Die Show ist ein buntes Kaleidoskop aus Zaubernummern, Akrobatik und Gruselkabinett: Geisterbeschwörer treten auf, Magier, Entfesselungskünstler, Schlangenmenschen, Jongleure, Hochrad-Akrobaten, Pantomimen und Trommelvirtuosen. Für das besondere Prickeln sorgen Mädels, die als Feen neckisch über die Bühne flattern oder den indischen Serpentinentanz vorführen. Weniger graziös geht es bei dem sich anschließenden Damen-Ringkampf zu.


Die schreckliche Guillotine


Als vorletzten Programmpunkt kündigt der Rekommandeur den Zuschauern "die Enthauptung einer lebendigen Person mittels Guillotine" an - eine makabre Nummer, die erst kurze Zeit vor dem Auftritt in Kulmbach einstudiert worden ist und bis heute als Markenzeichen der Truppe gilt. Ein Freiwilliger aus dem Publikum, todesmutig und zu allem bereit, wird auf der Guillotine festgeschnallt. Der Scharfrichter tritt mit seinem Henkersknecht hinzu.

"Da seht ihr das Gurglzapferl, wia's zum letzten Mal zuckt", ruft der Rekommandeur. Die Musikkapelle im Hintergrund spielt funebre Weisen. Dann saust das Fallbeil. Das blutige Haupt rollt herab. Einige Zuschauer werden als Zeugen auf die Bühne geholt, die in die Kiste blicken und das solide Handwerk des Scharfrichters bestätigen - bis dann doch Sekunden später der "Delinquent" wohlbehalten von der Rampe springt.


"Hufeisenbrecher" ohne Gegner


Zum Schluss der Höhepunkt: der "Große Preisringkampf" zwischen einem Münchner Super-Champion und einem Herausforderer aus Kulmbach. Als Prämie sind 100 Mark ausgeschrieben, mehr als der Monatslohn eines Arbeiters.
Der Kulmbacher Büttner Gottlieb Eichner, vermutlich kein Leichtgewicht, möchte das Geld mitnehmen. In Inseraten am 19. Juni in den Lokalzeitungen wird der Fight am Abend groß angekündigt. Doch die Zuschauer warten vergebens, der "Hufeisenbrecher" steht bizepsprotzend allein im Ring.

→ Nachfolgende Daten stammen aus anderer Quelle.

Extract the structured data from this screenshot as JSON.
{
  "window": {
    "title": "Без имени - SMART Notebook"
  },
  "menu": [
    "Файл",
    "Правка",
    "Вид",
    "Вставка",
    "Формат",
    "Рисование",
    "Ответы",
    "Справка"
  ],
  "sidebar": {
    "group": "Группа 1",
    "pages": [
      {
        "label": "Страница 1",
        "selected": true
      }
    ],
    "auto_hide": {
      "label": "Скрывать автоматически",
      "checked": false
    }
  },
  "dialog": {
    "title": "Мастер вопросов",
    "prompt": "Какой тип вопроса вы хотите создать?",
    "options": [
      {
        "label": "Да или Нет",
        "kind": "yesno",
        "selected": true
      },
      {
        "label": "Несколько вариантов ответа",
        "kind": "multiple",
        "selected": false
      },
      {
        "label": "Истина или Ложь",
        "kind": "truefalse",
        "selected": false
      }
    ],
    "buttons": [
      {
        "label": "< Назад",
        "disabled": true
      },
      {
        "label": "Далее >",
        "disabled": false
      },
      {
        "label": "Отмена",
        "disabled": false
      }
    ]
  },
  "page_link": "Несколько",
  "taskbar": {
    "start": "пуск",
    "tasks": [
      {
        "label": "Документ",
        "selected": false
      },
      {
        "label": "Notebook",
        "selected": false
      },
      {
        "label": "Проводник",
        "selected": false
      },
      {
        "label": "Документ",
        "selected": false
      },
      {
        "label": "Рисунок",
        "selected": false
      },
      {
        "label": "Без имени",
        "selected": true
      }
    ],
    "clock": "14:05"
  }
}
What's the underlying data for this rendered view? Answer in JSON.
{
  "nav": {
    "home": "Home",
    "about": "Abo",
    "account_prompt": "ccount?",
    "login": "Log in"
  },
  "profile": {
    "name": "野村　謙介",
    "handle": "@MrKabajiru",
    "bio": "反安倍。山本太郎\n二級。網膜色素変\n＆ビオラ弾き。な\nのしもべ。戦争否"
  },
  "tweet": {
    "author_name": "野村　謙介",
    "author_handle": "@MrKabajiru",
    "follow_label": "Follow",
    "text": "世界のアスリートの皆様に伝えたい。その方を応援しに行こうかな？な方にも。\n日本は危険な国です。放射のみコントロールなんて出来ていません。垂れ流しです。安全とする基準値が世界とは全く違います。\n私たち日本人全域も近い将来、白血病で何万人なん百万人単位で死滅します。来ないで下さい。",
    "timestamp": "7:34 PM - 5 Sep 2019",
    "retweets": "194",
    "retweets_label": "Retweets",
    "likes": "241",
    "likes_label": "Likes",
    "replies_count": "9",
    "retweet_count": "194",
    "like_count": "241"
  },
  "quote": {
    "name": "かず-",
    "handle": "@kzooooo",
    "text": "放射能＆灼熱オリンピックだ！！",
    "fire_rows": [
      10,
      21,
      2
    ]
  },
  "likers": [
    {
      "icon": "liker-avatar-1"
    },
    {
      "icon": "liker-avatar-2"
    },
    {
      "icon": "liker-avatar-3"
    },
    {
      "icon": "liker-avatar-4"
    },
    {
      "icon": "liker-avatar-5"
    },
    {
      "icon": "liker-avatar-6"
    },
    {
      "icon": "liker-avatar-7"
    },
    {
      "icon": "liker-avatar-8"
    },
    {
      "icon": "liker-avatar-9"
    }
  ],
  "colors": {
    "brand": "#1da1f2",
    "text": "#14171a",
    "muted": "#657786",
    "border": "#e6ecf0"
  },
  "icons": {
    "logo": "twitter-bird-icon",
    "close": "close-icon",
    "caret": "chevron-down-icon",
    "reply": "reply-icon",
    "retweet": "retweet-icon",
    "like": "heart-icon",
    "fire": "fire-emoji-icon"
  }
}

Die Erklärung liest man am übernächsten Tag in den "Kulmbacher Nachrichten": Herr Eichner musste kurzfristig wegen "Unwohlseins" absagen, wie die Zeitung süffisant vermerkt. Als neuer Kandidat, der den Muskelmann flachlegen möchte, wird in den Blättern der Kulmbacher Mälzer Röhrlein angekündigt, doch wegen akuter Magenprobleme macht auch er die Fliege.

Ob genialer Marketingtrick oder krachende Blamage zweier Großmäuler - die Kulmbacher haben ihren Jahrhundertspaß.